Getting your Trinity Audio player ready...
|
Uzun yıllar ekoloji mücadelesi içerisinde yer alan ve şu an Akbelen Ormanı’nda bulunan Osman Akkuş’a oradaki durumla ilgili sorularımızı sorduk. Osman Akkuş ise soruların esas muhattabı olduğunu düşündüğü İkizköy Çevre Komitesi Sözcüsü ve direnişin simge ismi Necla Işık’a yönlendirdi.
Muğla’da İkizköylüler, Milas Orman Genel Müdürlüğü’nün 15 Temmuz’da Akbelen Ormanı’nda termik santral ve maden çalışmaları gerekçesiyle kesim yapacağı iddiası üzerine suç duyurusunda bulunup nöbete başladı. Akbelen Ormanı’nı ve direnişini kamuoyuna tanıtan Necla ablamız ise direnişe dair sorularımızı yanıtladı.
Akbelen’deki mücadenin kamuoyuna yansımasından öncesine dönük büyük emek verilmiş bir mücadele söz konusu.
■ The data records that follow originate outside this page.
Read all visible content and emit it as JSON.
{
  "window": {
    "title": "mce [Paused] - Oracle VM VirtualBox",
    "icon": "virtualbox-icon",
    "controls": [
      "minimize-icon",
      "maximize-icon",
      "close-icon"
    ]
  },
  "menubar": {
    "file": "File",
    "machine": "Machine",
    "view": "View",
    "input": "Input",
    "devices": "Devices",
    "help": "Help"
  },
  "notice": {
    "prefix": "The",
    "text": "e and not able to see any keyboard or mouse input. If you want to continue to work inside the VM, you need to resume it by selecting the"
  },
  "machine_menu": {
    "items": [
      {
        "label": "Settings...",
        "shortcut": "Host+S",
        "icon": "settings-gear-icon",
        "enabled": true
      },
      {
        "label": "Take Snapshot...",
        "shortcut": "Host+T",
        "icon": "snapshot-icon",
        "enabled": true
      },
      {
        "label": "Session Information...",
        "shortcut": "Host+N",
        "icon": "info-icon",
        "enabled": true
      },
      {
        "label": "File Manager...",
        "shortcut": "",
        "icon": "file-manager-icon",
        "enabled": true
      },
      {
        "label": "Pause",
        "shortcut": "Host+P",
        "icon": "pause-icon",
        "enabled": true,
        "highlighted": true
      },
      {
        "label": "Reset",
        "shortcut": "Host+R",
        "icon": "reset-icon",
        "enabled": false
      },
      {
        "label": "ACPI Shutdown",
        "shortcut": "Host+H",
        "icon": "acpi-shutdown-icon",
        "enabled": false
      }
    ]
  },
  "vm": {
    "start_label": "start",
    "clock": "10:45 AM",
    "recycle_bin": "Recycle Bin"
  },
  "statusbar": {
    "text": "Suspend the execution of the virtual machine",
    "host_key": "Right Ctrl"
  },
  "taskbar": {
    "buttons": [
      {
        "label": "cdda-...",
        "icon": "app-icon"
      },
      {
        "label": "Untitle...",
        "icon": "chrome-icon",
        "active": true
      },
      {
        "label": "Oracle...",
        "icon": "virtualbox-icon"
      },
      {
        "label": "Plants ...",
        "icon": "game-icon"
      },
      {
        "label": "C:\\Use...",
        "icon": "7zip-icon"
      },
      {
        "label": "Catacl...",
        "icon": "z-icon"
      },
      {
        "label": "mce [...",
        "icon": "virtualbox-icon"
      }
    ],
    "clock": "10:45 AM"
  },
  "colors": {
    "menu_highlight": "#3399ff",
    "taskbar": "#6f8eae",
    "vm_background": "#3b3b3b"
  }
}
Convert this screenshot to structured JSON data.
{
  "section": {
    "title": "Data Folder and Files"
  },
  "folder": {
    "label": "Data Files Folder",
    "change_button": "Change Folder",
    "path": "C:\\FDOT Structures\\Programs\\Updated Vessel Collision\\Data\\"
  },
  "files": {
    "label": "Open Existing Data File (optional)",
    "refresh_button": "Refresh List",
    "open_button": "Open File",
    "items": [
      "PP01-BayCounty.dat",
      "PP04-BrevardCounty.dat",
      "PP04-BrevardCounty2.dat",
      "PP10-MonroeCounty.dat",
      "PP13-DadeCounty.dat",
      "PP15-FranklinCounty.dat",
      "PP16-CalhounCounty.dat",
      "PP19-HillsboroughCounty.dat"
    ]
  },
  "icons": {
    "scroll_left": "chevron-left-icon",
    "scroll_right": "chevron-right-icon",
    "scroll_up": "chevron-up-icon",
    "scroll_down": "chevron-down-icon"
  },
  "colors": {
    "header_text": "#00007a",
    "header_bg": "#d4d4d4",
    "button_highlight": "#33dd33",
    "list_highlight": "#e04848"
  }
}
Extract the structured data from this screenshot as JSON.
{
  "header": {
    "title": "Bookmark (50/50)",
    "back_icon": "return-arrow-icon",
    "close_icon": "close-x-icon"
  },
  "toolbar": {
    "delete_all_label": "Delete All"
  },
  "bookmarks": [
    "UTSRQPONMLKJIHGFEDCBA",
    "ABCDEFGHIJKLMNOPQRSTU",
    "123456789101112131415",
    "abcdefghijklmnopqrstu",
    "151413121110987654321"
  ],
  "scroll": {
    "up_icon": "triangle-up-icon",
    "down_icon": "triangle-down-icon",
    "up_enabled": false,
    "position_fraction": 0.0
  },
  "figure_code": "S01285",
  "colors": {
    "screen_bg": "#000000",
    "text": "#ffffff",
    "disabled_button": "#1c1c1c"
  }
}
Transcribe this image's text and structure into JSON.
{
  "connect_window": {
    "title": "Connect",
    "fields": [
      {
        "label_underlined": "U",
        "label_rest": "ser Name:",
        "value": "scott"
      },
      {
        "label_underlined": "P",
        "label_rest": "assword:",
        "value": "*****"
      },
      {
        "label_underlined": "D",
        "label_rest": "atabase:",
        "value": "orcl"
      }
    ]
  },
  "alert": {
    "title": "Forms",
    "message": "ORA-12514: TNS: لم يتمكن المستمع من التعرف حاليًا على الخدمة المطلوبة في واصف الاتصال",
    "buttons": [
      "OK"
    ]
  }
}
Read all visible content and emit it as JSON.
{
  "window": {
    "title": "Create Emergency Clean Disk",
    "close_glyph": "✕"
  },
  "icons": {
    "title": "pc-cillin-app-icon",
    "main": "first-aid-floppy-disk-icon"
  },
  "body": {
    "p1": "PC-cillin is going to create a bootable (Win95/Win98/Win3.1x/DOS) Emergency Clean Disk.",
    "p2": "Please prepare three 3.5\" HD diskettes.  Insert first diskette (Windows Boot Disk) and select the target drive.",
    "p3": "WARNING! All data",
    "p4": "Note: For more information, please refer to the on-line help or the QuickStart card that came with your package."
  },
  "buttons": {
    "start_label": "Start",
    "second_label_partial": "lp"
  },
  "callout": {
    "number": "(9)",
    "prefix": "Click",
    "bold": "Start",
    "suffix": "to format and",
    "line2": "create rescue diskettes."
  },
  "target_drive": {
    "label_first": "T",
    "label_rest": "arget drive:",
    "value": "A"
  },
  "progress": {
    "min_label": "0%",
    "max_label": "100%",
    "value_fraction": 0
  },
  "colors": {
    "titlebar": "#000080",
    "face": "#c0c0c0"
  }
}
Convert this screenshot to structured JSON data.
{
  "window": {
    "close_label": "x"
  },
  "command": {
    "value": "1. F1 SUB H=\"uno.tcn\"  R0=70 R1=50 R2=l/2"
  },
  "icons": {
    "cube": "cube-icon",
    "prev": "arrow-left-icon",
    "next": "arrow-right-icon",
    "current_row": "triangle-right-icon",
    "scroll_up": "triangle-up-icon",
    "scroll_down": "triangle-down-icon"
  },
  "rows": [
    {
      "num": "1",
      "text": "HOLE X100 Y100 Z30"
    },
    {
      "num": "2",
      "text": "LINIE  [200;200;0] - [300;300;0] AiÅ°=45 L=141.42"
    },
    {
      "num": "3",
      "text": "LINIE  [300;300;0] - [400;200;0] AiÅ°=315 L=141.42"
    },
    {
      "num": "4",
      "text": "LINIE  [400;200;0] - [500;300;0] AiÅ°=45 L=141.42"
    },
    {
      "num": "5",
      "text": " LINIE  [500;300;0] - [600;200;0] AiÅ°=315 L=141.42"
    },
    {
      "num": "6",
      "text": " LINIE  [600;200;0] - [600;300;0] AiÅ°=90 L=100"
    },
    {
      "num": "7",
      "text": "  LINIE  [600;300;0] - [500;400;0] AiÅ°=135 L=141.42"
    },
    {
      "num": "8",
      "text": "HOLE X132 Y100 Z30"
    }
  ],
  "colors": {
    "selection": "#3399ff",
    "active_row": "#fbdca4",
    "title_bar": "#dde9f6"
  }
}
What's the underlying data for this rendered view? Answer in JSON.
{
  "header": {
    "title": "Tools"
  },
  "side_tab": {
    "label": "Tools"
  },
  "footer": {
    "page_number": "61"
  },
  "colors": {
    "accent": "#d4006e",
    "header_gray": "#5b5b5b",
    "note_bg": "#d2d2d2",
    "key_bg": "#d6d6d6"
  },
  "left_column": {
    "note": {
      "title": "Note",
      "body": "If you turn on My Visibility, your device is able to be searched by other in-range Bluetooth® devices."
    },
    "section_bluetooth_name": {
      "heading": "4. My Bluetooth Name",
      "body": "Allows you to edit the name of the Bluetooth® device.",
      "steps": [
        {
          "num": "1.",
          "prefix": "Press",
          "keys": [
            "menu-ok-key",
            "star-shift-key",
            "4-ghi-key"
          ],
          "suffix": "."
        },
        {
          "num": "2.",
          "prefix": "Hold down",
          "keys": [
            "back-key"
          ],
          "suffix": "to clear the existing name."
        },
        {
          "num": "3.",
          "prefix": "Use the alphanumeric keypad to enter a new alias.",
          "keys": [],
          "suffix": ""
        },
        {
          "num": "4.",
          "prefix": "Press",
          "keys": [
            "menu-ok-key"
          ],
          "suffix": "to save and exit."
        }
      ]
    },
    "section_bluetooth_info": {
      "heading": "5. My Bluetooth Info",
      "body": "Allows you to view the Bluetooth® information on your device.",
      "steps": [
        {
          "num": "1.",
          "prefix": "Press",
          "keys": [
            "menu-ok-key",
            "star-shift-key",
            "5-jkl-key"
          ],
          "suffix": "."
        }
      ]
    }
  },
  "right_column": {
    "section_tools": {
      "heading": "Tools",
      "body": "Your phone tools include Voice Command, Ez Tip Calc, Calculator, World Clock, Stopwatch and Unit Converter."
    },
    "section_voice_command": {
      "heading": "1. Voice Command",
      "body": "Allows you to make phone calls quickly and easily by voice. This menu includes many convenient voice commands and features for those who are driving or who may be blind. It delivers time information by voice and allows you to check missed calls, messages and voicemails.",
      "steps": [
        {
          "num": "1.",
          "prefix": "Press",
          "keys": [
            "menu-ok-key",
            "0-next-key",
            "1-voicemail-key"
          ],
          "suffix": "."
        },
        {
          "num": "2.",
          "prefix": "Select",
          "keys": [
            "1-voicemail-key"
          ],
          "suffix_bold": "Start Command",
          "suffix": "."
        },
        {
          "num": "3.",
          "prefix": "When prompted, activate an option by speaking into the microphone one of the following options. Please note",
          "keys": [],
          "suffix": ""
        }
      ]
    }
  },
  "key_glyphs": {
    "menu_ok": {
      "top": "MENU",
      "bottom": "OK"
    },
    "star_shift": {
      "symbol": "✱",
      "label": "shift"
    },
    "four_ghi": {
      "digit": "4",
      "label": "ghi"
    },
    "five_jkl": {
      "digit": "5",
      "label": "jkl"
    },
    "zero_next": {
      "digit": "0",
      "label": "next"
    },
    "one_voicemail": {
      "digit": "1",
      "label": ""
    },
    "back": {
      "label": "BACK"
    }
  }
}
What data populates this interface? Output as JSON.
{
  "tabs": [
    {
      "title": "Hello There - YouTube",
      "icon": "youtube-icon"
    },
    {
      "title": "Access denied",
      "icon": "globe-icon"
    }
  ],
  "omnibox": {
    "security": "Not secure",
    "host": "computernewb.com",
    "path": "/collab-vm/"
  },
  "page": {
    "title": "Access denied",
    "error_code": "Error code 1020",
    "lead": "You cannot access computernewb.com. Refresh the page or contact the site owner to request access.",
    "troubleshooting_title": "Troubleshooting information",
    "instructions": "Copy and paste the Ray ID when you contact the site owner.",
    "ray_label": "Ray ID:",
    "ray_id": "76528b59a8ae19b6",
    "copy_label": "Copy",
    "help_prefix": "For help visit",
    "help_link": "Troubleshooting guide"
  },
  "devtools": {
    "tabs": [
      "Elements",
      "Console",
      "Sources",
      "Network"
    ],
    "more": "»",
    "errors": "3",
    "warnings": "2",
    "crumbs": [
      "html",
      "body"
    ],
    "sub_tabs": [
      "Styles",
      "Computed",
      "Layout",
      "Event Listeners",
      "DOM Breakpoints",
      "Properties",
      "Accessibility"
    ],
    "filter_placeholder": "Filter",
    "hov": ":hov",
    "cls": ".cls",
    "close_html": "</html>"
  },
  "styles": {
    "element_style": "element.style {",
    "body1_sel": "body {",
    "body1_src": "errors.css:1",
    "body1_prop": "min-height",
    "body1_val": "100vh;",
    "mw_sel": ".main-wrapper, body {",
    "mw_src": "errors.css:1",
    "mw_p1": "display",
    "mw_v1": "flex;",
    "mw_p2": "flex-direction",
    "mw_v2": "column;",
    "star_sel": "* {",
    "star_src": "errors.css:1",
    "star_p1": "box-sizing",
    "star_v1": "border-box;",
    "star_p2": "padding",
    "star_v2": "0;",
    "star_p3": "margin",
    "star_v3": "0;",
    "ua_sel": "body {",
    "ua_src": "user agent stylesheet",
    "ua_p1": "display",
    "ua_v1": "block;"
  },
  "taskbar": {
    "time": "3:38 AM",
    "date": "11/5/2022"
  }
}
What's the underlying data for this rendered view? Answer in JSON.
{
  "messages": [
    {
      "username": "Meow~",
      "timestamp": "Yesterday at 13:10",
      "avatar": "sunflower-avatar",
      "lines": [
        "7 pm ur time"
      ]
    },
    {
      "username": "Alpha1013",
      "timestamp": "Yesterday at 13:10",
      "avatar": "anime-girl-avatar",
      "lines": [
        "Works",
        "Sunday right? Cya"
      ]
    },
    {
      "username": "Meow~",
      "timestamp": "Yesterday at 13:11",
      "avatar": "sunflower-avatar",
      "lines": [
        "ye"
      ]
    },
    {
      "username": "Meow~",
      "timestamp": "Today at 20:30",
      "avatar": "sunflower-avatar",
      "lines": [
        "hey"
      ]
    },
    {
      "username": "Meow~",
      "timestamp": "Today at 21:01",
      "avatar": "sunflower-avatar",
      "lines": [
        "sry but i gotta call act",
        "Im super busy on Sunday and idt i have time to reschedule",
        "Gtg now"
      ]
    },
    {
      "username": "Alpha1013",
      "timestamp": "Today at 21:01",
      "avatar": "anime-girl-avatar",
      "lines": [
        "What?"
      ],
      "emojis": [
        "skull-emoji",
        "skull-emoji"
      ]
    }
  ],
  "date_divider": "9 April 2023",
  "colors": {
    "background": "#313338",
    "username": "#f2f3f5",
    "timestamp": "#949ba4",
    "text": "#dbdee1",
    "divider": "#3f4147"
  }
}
Akbelen’deki mücadele ne zaman ve nasıl başladı?
Bu karanlık günler 2019 yılında köylülere gelen ihbarnameyle başladı. Daha önceleri bize uzak köylerde ve ormanlarda ağaç kıyımları olduğunda üzülüyorduk ancak bu denli canımız yanmıyordu. Bilinçlendikçe anladık ki çevre ve ekoloji hareketi bir bütün ve yeryüzündeki her yer bu bütünün bir parçası. Köyümüzün büyüklerinden Mehmet Oğultürk yerel bir gazetede yazılar yazardı. Ona danıştık ne yapalım diye. Mehmet amca Muğla Çevre Platformu (MUÇEP) ve “Kömürün Gerçek Bedeli” kitabının yazarı Deniz Gümüşel ile temasa geçti ve onların deneyimlerinin ışığında nöbete başladık. Gümüşel ile temasa geçti ve onların deneyimlerinin ışığında nöbete başladık.
Osman Akkuş – Necla Işık
Köyün bulunduğu yer ile kesime başlanan yer birbirine çok yakın ancak çadırlar kurulmaya başlandı. Bu ihtiyaç nereden ortaya çıktı?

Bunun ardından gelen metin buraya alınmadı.